Para a sorte de Louis, o sinal indicando o final do intervalo toca e acaba com a conversa. Harry, sem perceber o nervosismo do outro, agradece o moletom e deixa um beijo em sua na bochecha, logo saindo enquanto avisa que devolveria assim que lavasse. Liam e Zayn se olham pelo canto do olho, quase como se estivessem conversando por telepatia. Os dois concordavam que Louis havia ficado muito nervoso para não ser “nada de mais”, mas não falariam nada antes do de olhos azuis perceber por si próprio.

O resto da tarde de Harry foi um pouco mais tranquila, mesmo que sua cabeça ainda doesse um pouco.
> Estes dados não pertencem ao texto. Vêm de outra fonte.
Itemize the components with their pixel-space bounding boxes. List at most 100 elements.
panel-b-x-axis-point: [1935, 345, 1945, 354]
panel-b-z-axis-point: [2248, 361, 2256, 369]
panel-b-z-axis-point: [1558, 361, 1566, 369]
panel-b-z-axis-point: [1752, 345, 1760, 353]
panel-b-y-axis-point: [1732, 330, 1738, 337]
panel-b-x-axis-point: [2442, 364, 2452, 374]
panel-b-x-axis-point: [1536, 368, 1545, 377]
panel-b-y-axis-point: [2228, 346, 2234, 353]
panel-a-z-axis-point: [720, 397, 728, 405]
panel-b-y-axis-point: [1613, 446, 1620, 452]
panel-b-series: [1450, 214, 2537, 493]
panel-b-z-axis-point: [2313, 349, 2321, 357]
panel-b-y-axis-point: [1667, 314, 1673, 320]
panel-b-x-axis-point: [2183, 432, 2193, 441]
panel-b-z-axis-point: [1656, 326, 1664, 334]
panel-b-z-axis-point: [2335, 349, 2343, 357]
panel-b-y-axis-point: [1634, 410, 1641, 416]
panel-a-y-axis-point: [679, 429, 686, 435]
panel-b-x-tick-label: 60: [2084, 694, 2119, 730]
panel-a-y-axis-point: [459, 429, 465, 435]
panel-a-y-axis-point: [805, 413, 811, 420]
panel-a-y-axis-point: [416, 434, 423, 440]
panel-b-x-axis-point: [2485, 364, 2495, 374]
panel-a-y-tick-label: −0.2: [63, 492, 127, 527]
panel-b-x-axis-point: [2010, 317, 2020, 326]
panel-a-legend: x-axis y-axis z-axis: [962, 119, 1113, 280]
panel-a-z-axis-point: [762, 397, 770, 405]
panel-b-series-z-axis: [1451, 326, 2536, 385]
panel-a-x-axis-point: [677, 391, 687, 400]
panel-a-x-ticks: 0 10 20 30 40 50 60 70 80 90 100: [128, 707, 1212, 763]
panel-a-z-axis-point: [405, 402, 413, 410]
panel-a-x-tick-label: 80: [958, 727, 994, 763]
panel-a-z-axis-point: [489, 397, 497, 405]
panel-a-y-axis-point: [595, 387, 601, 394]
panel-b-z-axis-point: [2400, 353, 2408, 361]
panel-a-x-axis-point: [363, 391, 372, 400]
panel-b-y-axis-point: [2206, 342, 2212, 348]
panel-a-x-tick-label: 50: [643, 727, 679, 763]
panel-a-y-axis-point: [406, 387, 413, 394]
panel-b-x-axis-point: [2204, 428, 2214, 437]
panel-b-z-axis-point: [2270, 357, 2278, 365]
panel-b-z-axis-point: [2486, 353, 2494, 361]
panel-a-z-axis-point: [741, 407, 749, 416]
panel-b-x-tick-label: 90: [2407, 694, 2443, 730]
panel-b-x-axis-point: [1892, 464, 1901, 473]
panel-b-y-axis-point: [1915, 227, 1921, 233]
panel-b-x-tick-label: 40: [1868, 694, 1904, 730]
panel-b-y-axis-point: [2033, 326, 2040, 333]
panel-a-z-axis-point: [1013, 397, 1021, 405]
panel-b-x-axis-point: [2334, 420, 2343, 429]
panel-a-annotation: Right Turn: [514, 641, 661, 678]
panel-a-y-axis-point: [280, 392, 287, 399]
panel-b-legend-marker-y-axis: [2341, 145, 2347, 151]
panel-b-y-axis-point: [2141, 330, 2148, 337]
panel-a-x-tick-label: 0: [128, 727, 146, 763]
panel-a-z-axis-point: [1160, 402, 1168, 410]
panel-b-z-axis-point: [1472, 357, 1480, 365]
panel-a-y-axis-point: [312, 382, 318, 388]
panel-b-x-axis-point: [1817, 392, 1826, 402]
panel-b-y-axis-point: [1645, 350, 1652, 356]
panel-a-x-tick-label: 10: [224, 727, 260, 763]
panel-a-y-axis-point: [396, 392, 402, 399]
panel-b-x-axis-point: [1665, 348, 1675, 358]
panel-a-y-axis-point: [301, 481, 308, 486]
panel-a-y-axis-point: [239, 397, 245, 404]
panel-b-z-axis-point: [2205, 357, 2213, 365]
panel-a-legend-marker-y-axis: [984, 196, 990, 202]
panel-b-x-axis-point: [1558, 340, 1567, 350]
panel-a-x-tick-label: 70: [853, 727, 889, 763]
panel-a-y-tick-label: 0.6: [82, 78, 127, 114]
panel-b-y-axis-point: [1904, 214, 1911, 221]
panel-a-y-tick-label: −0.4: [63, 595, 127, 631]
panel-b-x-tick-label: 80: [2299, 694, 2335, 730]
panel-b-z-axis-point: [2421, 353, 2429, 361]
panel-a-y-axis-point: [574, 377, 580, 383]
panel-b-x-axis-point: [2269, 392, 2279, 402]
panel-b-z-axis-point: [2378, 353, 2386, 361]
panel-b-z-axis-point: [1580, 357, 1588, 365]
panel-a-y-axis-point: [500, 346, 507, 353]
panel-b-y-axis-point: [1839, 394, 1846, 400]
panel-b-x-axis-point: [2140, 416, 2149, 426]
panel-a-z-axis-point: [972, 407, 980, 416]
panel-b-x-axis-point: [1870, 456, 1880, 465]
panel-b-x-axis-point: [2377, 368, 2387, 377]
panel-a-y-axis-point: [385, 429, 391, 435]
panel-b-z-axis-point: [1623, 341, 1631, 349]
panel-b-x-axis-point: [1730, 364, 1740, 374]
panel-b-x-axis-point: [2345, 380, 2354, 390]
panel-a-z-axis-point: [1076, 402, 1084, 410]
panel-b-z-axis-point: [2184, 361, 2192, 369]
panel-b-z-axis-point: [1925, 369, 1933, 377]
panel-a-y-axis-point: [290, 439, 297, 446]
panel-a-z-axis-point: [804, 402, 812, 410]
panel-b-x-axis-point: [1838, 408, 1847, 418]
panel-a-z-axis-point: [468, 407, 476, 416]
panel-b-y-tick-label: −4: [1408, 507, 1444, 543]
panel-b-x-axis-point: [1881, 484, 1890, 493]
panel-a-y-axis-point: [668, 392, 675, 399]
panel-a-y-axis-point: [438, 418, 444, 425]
A última turma do dia, que tinha período duplo, colaborou quando disse sobre a dor que estava sentindo e talvez ele tivesse liberado a classe alguns minutos mais cedo por isso. 

Quando chegou em seu apartamento, decidiu ir logo tomar banho e botar algo mais confortável que a calça jeans que usava. Ao sair, acabou o moletom de Louis novamente, praticamente no automático. A peça era extremamente confortável cheiro do dono impregnado o sentimento bom, mesmo que ainda não percebesse esses detalhes.